このForresterの最新レポートは、同社アナリストのSarah Rotman氏が17日に「Steve Ballmer Is Right: The PC Market Is Getting Bigger」のタイトルで発表している。6月初旬に開催された米Wall Street Journal主催の「D8」カンファレンスで、米Apple CEOのSteve Jobs氏はiPadの製品としての位置付けを説明し、米国におけるトラック販売の話を例に、PC市場がやがては衰退していくことを予見した。一方で、PC市場を居城とする米Microsoft CEOのSteve Ballmer氏はこの見方を否定、今後もPC市場は成長を続けていくことを強調した。対極的な意見ではあるが、Forresterの最新レポートはある意味で両者の意見がともに正しいことを示している。
まず注釈すると、Jobs氏はiPadのようなタブレットをPCカテゴリの製品には含めていないが、Forresterの分類ではタブレットはPCの一種となっている。これを加味したうえで今後5年のPC市場を予測すると、米国におけるPC市場は引き続き拡大し、52%の規模で大きく伸びることが予測されるという。一方でデスクトップPCのカテゴリは唯一縮小に向かい、ゲームや3Dなど、限られた市場で効果を発揮する形になるという。以上を踏まえた2015年までのPC市場予測のまとめは下記のようになる。

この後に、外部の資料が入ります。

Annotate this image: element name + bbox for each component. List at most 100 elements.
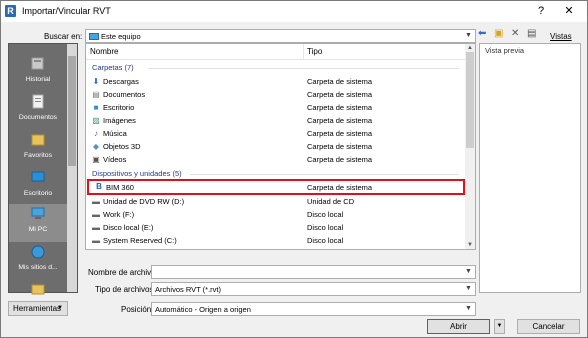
title-bar: R Importar/Vincular RVT ? ✕	[1, 1, 587, 22]
places-bar: Historial Documentos Favoritos Escritori…	[8, 43, 78, 295]
place-label: Escritorio	[23, 190, 53, 197]
filetype-select[interactable]: Archivos RVT (*.rvt) ▼	[151, 282, 476, 296]
filetype-label: Tipo de archivos:	[95, 285, 156, 294]
places-scrollbar[interactable]	[67, 44, 77, 292]
open-options-button[interactable]: ▼	[494, 319, 505, 334]
open-button[interactable]: Abrir	[427, 319, 490, 334]
delete-icon[interactable]: ✕	[511, 28, 519, 40]
filetype-value: Archivos RVT (*.rvt)	[155, 285, 221, 294]
item-name: System Reserved (C:)	[103, 236, 177, 245]
place-favorites[interactable]: Favoritos	[9, 130, 67, 168]
help-button[interactable]: ?	[529, 3, 553, 19]
column-type-header[interactable]: Tipo	[307, 47, 322, 56]
group-devices-header[interactable]: Dispositivos y unidades (5)	[92, 169, 182, 178]
chevron-down-icon[interactable]: ▼	[462, 266, 475, 278]
item-name: Unidad de DVD RW (D:)	[103, 197, 185, 206]
place-desktop[interactable]: Escritorio	[9, 168, 67, 206]
list-item[interactable]: ▨ Imágenes Carpeta de sistema	[86, 114, 465, 127]
disk-icon: ▬	[92, 236, 100, 245]
music-icon: ♪	[94, 129, 98, 138]
place-my-sites[interactable]: Mis sitios d...	[9, 242, 67, 280]
list-item[interactable]: ▬ Disco local (E:) Disco local	[86, 221, 465, 234]
group-divider	[190, 174, 459, 175]
column-name-header[interactable]: Nombre	[90, 47, 118, 56]
scroll-up-icon[interactable]: ▲	[465, 44, 475, 52]
disk-icon: ▬	[92, 210, 100, 219]
place-my-pc[interactable]: Mi PC	[9, 204, 67, 242]
item-type: Unidad de CD	[307, 197, 355, 206]
item-type: Disco local	[307, 210, 344, 219]
item-type: Disco local	[307, 236, 344, 245]
place-documents[interactable]: Documentos	[9, 92, 67, 130]
list-item[interactable]: ♪ Música Carpeta de sistema	[86, 127, 465, 140]
cancel-button[interactable]: Cancelar	[517, 319, 580, 334]
cube-icon: ◆	[92, 142, 100, 151]
chevron-down-icon[interactable]: ▼	[462, 30, 475, 42]
item-name: Objetos 3D	[103, 142, 141, 151]
chevron-down-icon[interactable]: ▼	[462, 283, 475, 295]
place-history[interactable]: Historial	[9, 54, 67, 92]
lookin-value: Este equipo	[101, 32, 141, 41]
back-icon[interactable]: ⬅	[478, 28, 486, 40]
new-folder-icon[interactable]: ▤	[527, 28, 536, 40]
filename-label: Nombre de archivo:	[88, 268, 158, 277]
lookin-combo[interactable]: Este equipo ▼	[85, 29, 476, 43]
globe-icon	[31, 245, 45, 259]
filename-input[interactable]: ▼	[151, 265, 476, 279]
scroll-thumb[interactable]	[466, 52, 474, 148]
list-item[interactable]: ◆ Objetos 3D Carpeta de sistema	[86, 140, 465, 153]
chevron-down-icon[interactable]: ▼	[462, 303, 475, 315]
item-type: Carpeta de sistema	[307, 90, 373, 99]
scroll-down-icon[interactable]: ▼	[465, 241, 475, 249]
item-type: Carpeta de sistema	[307, 183, 373, 192]
group-folders-header[interactable]: Carpetas (7)	[92, 63, 134, 72]
position-select[interactable]: Automático - Origen a origen ▼	[151, 302, 476, 316]
tools-button[interactable]: Herramientas ▼	[8, 301, 68, 316]
views-menu[interactable]: Vistas	[550, 32, 572, 41]
column-divider[interactable]	[303, 44, 304, 60]
list-item[interactable]: ▬ Unidad de DVD RW (D:) Unidad de CD	[86, 195, 465, 208]
computer-icon	[89, 33, 99, 40]
preview-pane: Vista previa	[479, 43, 581, 293]
list-item[interactable]: ⬇ Descargas Carpeta de sistema	[86, 75, 465, 88]
favorites-folder-icon	[31, 134, 45, 146]
item-name: Escritorio	[103, 103, 135, 112]
item-type: Carpeta de sistema	[307, 116, 373, 125]
item-name: Música	[103, 129, 127, 138]
list-item[interactable]: ■ Escritorio Carpeta de sistema	[86, 101, 465, 114]
close-button[interactable]: ✕	[557, 3, 581, 19]
position-label: Posición:	[121, 305, 154, 314]
list-item[interactable]: ▬ System Reserved (C:) Disco local	[86, 234, 465, 247]
bim360-icon: B	[96, 182, 102, 191]
file-list-scrollbar[interactable]: ▲ ▼	[465, 44, 475, 249]
place-label: Historial	[25, 76, 51, 83]
group-divider	[148, 68, 459, 69]
tools-label: Herramientas	[13, 304, 62, 313]
place-more[interactable]	[9, 280, 67, 295]
item-type: Carpeta de sistema	[307, 129, 373, 138]
position-value: Automático - Origen a origen	[155, 305, 251, 314]
dvd-drive-icon: ▬	[92, 197, 100, 206]
list-item[interactable]: ▤ Documentos Carpeta de sistema	[86, 88, 465, 101]
item-type: Carpeta de sistema	[307, 155, 373, 164]
list-item[interactable]: ▣ Vídeos Carpeta de sistema	[86, 153, 465, 166]
import-link-dialog: R Importar/Vincular RVT ? ✕ Buscar en: E…	[0, 0, 588, 338]
video-icon: ▣	[92, 155, 100, 164]
chevron-down-icon: ▼	[496, 323, 503, 329]
chevron-down-icon: ▼	[57, 305, 63, 311]
item-type: Carpeta de sistema	[307, 103, 373, 112]
item-type: Disco local	[307, 223, 344, 232]
up-folder-icon[interactable]: ▣	[494, 28, 503, 40]
pictures-icon: ▨	[92, 116, 100, 125]
list-item[interactable]: ▬ Work (F:) Disco local	[86, 208, 465, 221]
item-name: Vídeos	[103, 155, 127, 164]
scroll-thumb[interactable]	[68, 56, 76, 166]
item-type: Carpeta de sistema	[307, 77, 373, 86]
item-name: BIM 360	[106, 183, 134, 192]
computer-icon	[31, 207, 45, 219]
desktop-icon: ■	[93, 103, 99, 112]
item-type: Carpeta de sistema	[307, 142, 373, 151]
revit-app-icon: R	[5, 5, 16, 17]
file-list: Nombre Tipo Carpetas (7) ⬇ Descargas Car…	[85, 43, 476, 250]
list-item-bim360-highlighted[interactable]: B BIM 360 Carpeta de sistema	[87, 179, 465, 195]
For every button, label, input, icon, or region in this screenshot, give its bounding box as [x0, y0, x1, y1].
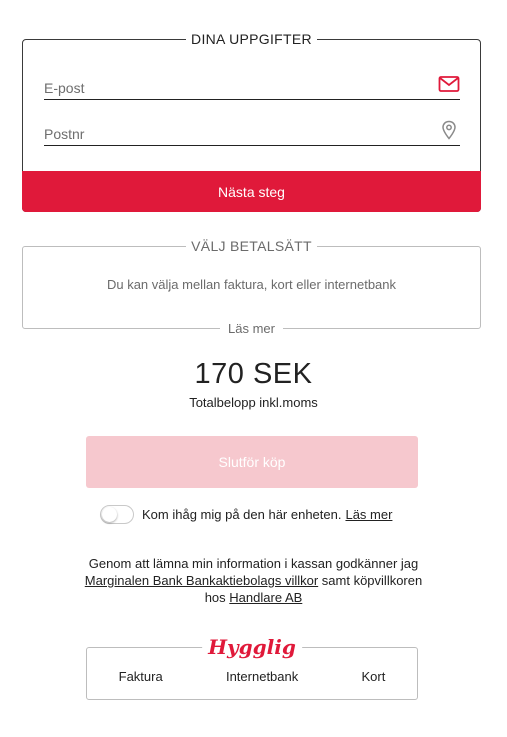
method-internetbank: Internetbank	[225, 669, 299, 684]
terms-text: Genom att lämna min information i kassan…	[40, 555, 467, 606]
payment-legend-text: VÄLJ BETALSÄTT	[186, 238, 317, 254]
method-kort: Kort	[361, 669, 386, 684]
payment-methods-list: Faktura Internetbank Kort	[87, 669, 417, 684]
remember-read-more-link[interactable]: Läs mer	[345, 507, 392, 522]
payment-read-more-link[interactable]: Läs mer	[220, 321, 283, 336]
remember-me-row: Kom ihåg mig på den här enheten. Läs mer	[100, 504, 392, 524]
hygglig-logo: Hygglig	[202, 634, 302, 660]
payment-description: Du kan välja mellan faktura, kort eller …	[106, 277, 397, 292]
zip-field[interactable]	[44, 116, 460, 146]
email-field[interactable]	[44, 70, 460, 100]
next-step-button[interactable]: Nästa steg	[22, 171, 481, 212]
complete-purchase-button[interactable]: Slutför köp	[86, 436, 418, 488]
total-amount: 170 SEK	[194, 358, 313, 390]
payment-legend: VÄLJ BETALSÄTT	[23, 238, 480, 254]
details-legend-text: DINA UPPGIFTER	[186, 31, 317, 47]
merchant-link[interactable]: Handlare AB	[229, 590, 302, 605]
payment-section: VÄLJ BETALSÄTT Du kan välja mellan faktu…	[22, 238, 481, 336]
hygglig-methods-box: Hygglig Faktura Internetbank Kort	[86, 634, 418, 700]
toggle-knob	[102, 506, 117, 522]
payment-read-more[interactable]: Läs mer	[23, 321, 480, 337]
details-section: DINA UPPGIFTER Nästa steg	[22, 31, 481, 212]
terms-part1: Genom att lämna min information i kassan…	[88, 556, 419, 571]
method-faktura: Faktura	[118, 669, 163, 684]
bank-terms-link[interactable]: Marginalen Bank Bankaktiebolags villkor	[85, 573, 318, 588]
zip-input[interactable]	[44, 116, 424, 144]
details-legend: DINA UPPGIFTER	[23, 31, 480, 47]
total-label: Totalbelopp inkl.moms	[189, 395, 318, 410]
mail-icon	[438, 76, 460, 92]
location-pin-icon	[442, 120, 456, 140]
email-input[interactable]	[44, 70, 424, 98]
remember-me-label: Kom ihåg mig på den här enheten.	[142, 506, 342, 522]
terms-part3: hos	[204, 590, 226, 605]
terms-part2: samt köpvillkoren	[321, 573, 423, 588]
remember-me-toggle[interactable]	[100, 504, 134, 524]
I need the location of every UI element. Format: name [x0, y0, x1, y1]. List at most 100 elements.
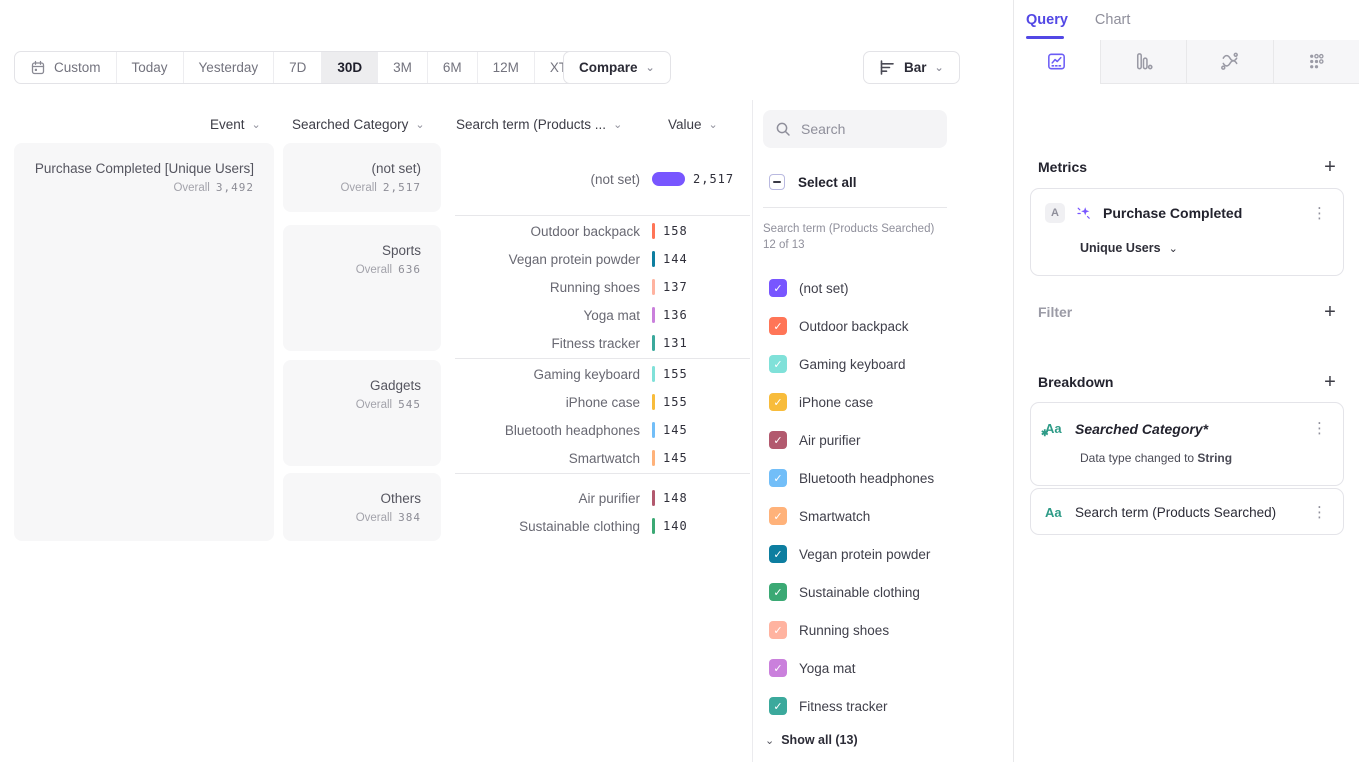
- column-header-value[interactable]: Value ⌄: [668, 117, 718, 132]
- aggregation-dropdown[interactable]: Unique Users ⌄: [1080, 241, 1178, 255]
- value-bar: [652, 518, 655, 534]
- date-range-7d[interactable]: 7D: [274, 52, 322, 83]
- tab-chart[interactable]: Chart: [1095, 12, 1130, 28]
- overall-label: Overall: [356, 399, 392, 411]
- series-checkbox-item[interactable]: ✓Sustainable clothing: [753, 573, 1013, 611]
- kebab-menu-icon[interactable]: ⋮: [1310, 503, 1329, 522]
- show-all-button[interactable]: ⌄ Show all (13): [765, 733, 1013, 747]
- breakdown-card-search-term[interactable]: Aa Search term (Products Searched) ⋮: [1030, 488, 1344, 535]
- series-label: Yoga mat: [799, 661, 856, 676]
- bar-row: Sustainable clothing140: [455, 512, 750, 540]
- value-text: 144: [663, 252, 688, 266]
- compare-label: Compare: [579, 60, 638, 75]
- chevron-down-icon: ⌄: [709, 119, 718, 130]
- series-checkbox-item[interactable]: ✓Outdoor backpack: [753, 307, 1013, 345]
- series-checkbox-item[interactable]: ✓Running shoes: [753, 611, 1013, 649]
- value-bar: [652, 307, 655, 323]
- series-label: Sustainable clothing: [799, 585, 920, 600]
- tab-insights[interactable]: [1014, 40, 1100, 84]
- category-overall: Overall384: [295, 511, 421, 524]
- search-term-label: Yoga mat: [455, 308, 640, 323]
- column-header-search-term[interactable]: Search term (Products ... ⌄: [456, 117, 622, 132]
- series-checkbox-item[interactable]: ✓Fitness tracker: [753, 687, 1013, 725]
- breakdown-card-searched-category[interactable]: Aa✱ Searched Category* ⋮ Data type chang…: [1030, 402, 1344, 486]
- bar-row: Outdoor backpack158: [455, 217, 750, 245]
- bar-row: Bluetooth headphones145: [455, 416, 750, 444]
- series-checkbox-item[interactable]: ✓Bluetooth headphones: [753, 459, 1013, 497]
- date-range-group: CustomTodayYesterday7D30D3M6M12MXTD⌄: [14, 51, 610, 84]
- series-checkbox-item[interactable]: ✓iPhone case: [753, 383, 1013, 421]
- date-range-label: 30D: [337, 60, 362, 75]
- date-range-30d[interactable]: 30D: [322, 52, 378, 83]
- category-name: Gadgets: [295, 377, 421, 395]
- add-metric-button[interactable]: +: [1320, 157, 1340, 177]
- chevron-down-icon: ⌄: [1169, 243, 1178, 254]
- value-text: 158: [663, 224, 688, 238]
- date-range-12m[interactable]: 12M: [478, 52, 535, 83]
- insights-icon: [1045, 50, 1068, 73]
- metric-letter-badge: A: [1045, 203, 1065, 223]
- horizontal-bar-icon: [879, 60, 896, 75]
- date-range-label: Custom: [54, 60, 101, 75]
- kebab-menu-icon[interactable]: ⋮: [1310, 419, 1329, 438]
- tab-retention[interactable]: [1273, 40, 1359, 84]
- date-range-today[interactable]: Today: [117, 52, 184, 83]
- series-checkbox-item[interactable]: ✓Yoga mat: [753, 649, 1013, 687]
- date-range-custom[interactable]: Custom: [15, 52, 117, 83]
- bar-group: Gaming keyboard155iPhone case155Bluetoot…: [455, 358, 750, 473]
- series-label: Fitness tracker: [799, 699, 888, 714]
- value-text: 145: [663, 451, 688, 465]
- date-range-3m[interactable]: 3M: [378, 52, 428, 83]
- checked-checkbox-icon: ✓: [769, 545, 787, 563]
- value-text: 137: [663, 280, 688, 294]
- note-bold: String: [1197, 451, 1232, 465]
- search-placeholder: Search: [801, 121, 845, 137]
- date-range-6m[interactable]: 6M: [428, 52, 478, 83]
- column-header-event[interactable]: Event ⌄: [210, 117, 261, 132]
- value-bar: [652, 251, 655, 267]
- series-checkbox-item[interactable]: ✓(not set): [753, 269, 1013, 307]
- date-range-yesterday[interactable]: Yesterday: [184, 52, 275, 83]
- value-bar: [652, 366, 655, 382]
- series-label: Vegan protein powder: [799, 547, 930, 562]
- search-icon: [775, 121, 791, 137]
- value-bar: [652, 172, 685, 186]
- breakdown-heading: Breakdown: [1038, 374, 1113, 390]
- column-header-searched-category[interactable]: Searched Category ⌄: [292, 117, 425, 132]
- tab-funnels[interactable]: [1100, 40, 1187, 84]
- overall-label: Overall: [340, 182, 376, 194]
- series-checkbox-item[interactable]: ✓Gaming keyboard: [753, 345, 1013, 383]
- kebab-menu-icon[interactable]: ⋮: [1310, 204, 1329, 223]
- breakdown-property-name: Search term (Products Searched): [1075, 505, 1300, 520]
- search-input[interactable]: Search: [763, 110, 947, 148]
- series-checkbox-item[interactable]: ✓Smartwatch: [753, 497, 1013, 535]
- series-checkbox-item[interactable]: ✓Air purifier: [753, 421, 1013, 459]
- category-overall: Overall2,517: [295, 181, 421, 194]
- checked-checkbox-icon: ✓: [769, 279, 787, 297]
- value-bar: [652, 223, 655, 239]
- bar-row: Smartwatch145: [455, 444, 750, 472]
- metric-name: Purchase Completed: [1103, 205, 1300, 221]
- tab-query[interactable]: Query: [1026, 12, 1068, 28]
- search-term-label: Air purifier: [455, 491, 640, 506]
- series-checkbox-item[interactable]: ✓ Vegan protein powder: [753, 535, 1013, 573]
- chevron-down-icon: ⌄: [415, 119, 424, 130]
- add-filter-button[interactable]: +: [1320, 302, 1340, 322]
- chart-type-button[interactable]: Bar ⌄: [863, 51, 960, 84]
- event-cell: Purchase Completed [Unique Users] Overal…: [14, 143, 274, 541]
- compare-button[interactable]: Compare ⌄: [563, 51, 671, 84]
- value-text: 2,517: [693, 172, 734, 186]
- category-cell: OthersOverall384: [283, 473, 441, 541]
- checked-checkbox-icon: ✓: [769, 393, 787, 411]
- bar-group: (not set) 2,517: [455, 143, 750, 215]
- overall-value: 545: [398, 398, 421, 411]
- add-breakdown-button[interactable]: +: [1320, 372, 1340, 392]
- overall-value: 636: [398, 263, 421, 276]
- select-all-checkbox[interactable]: Select all: [769, 174, 1013, 190]
- search-term-label: (not set): [455, 172, 640, 187]
- event-name: Purchase Completed [Unique Users]: [26, 160, 254, 178]
- category-overall: Overall 545: [295, 398, 421, 411]
- metric-card[interactable]: A Purchase Completed ⋮ Unique Users ⌄: [1030, 188, 1344, 276]
- active-tab-underline: [1026, 36, 1064, 39]
- tab-flows[interactable]: [1186, 40, 1273, 84]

米国のコンシューマに対するPC販売台数は、2010年よりも2015年のほうが大きくなる
タブレットのような新カテゴリの製品が成長し、ノートPC販売も引き続き成長を続ける
タブレットはネットブック市場を侵食し、2012年には完全に追い越す。さらに2015年には米国の全PC販売における23%のシェアを占めるようになる
デスクトップPCは唯一販売台数が減少するカテゴリとなる。だが依然として使用中のPC製品としては最大勢力のまま
Rotman氏の意見は、タブレットのような新カテゴリの製品は驚くべき成長を見せるものの、依然として旧式とされるPC製品の需要は確固として存在するというものだ。Jobs氏は、昔は車販売の多くがトラックであり、現在は全体に占める割合は数%程度に過ぎないと将来のPC市場の位置付けを予測したが、Rotman氏は「PCは早々すぐにはトラックにはならない」とコメントしている。